This is the full command, provided an input video file, named vinput.mp4, and an audio file, named ainput.wav:
ffmpeg -y -i vinput.mp4 -i ainput.wav -filter_complex "\
[1:a]aloop=-1:2e+09[aloop];\
[aloop]aformat=channel_layouts=mono,atrim=end=2[atrim];\
[atrim]adelay=2000[afinal];\
[afinal]afade=t=out:st=3.5:d=0.5[afinal]" \
-shortest -map "[afinal]" -map 0:v output.mp4
Below is the explanation of each step:
[1:a]aloop=-1:2e+09[aloop]
Will loop my audio an infinite number of times (-1), and repeat the maximum number of frames possible (2e+09) (I didn't find a way t tell the command to just repeat the audio in full...
[aloop]aformat=channel_layouts=mono,atrim=end=2[atrim]
This takes the looped audio from the previous instruction (aloop) and mainly trims it to last only 2 seconds.

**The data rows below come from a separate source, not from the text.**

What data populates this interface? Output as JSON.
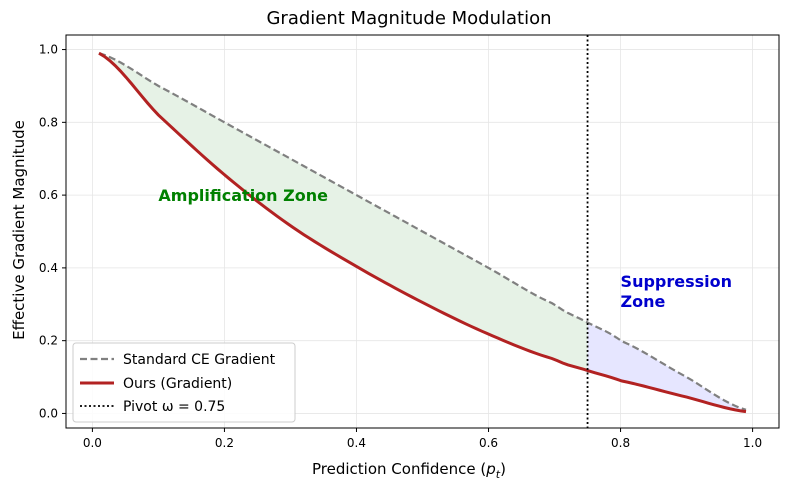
{
  "chart_data": {
    "type": "line",
    "title": "Gradient Magnitude Modulation",
    "xlabel": "Prediction Confidence (p_t)",
    "ylabel": "Effective Gradient Magnitude",
    "xlim": [
      -0.04,
      1.04
    ],
    "ylim": [
      -0.04,
      1.04
    ],
    "grid": true,
    "x_ticks": [
      0.0,
      0.2,
      0.4,
      0.6,
      0.8,
      1.0
    ],
    "x_tick_labels": [
      "0.0",
      "0.2",
      "0.4",
      "0.6",
      "0.8",
      "1.0"
    ],
    "y_ticks": [
      0.0,
      0.2,
      0.4,
      0.6,
      0.8,
      1.0
    ],
    "y_tick_labels": [
      "0.0",
      "0.2",
      "0.4",
      "0.6",
      "0.8",
      "1.0"
    ],
    "pivot": 0.75,
    "series": [
      {
        "name": "Standard CE Gradient",
        "color": "#808080",
        "style": "dashed",
        "x": [
          0.01,
          0.1,
          0.2,
          0.3,
          0.4,
          0.5,
          0.6,
          0.7,
          0.75,
          0.8,
          0.9,
          0.99
        ],
        "values": [
          0.99,
          0.9,
          0.8,
          0.7,
          0.6,
          0.5,
          0.4,
          0.3,
          0.25,
          0.2,
          0.1,
          0.01
        ]
      },
      {
        "name": "Ours (Gradient)",
        "color": "#b22222",
        "style": "solid",
        "x": [
          0.01,
          0.1,
          0.2,
          0.3,
          0.4,
          0.5,
          0.6,
          0.7,
          0.75,
          0.8,
          0.9,
          0.99
        ],
        "values": [
          0.99,
          0.82,
          0.656,
          0.516,
          0.404,
          0.305,
          0.218,
          0.149,
          0.118,
          0.09,
          0.045,
          0.005
        ]
      }
    ],
    "legend": {
      "position": "lower-left",
      "entries": [
        "Standard CE Gradient",
        "Ours (Gradient)",
        "Pivot ω = 0.75"
      ]
    },
    "annotations": [
      {
        "text": "Amplification Zone",
        "x": 0.1,
        "y": 0.6,
        "color": "#008000"
      },
      {
        "text_line1": "Suppression",
        "text_line2": "Zone",
        "x": 0.8,
        "y": 0.35,
        "color": "#0000cd"
      }
    ],
    "fill_colors": {
      "amplification": "#e6f2e6",
      "suppression": "#e6e6ff"
    }
  }
}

[atrim]adelay=2000[afinal]
This will delay the start of the audio by 2000 miliseconds (2 seconds), making it start playing at the second second of the video.
[afinal]afade=t=out:st=3.5:d=0.5[afinal]
This will fade out our audio, starting the fade out on the 4th second of the video, and making the fadeout last for 0.5 seconds, meanind the sound will fade out from second 3.5 to 4.
-shortest
Since we have an audio stream that is being repeated indefinitely, we need to tell ffmpeg when to stop the encoding, this is done by the tag, which tells ffmpeg that we expect out final result to last as long as the shortest input it received (in out case, the video input).
-map "[afinal]" -map 0:v
As Samuel Williams kindly pointed out in his answer, this option instructs ffmpeg what streams we want to copy to the output generated, in this case, we want to have both the final audio (afinal) and the source video stream (0:v).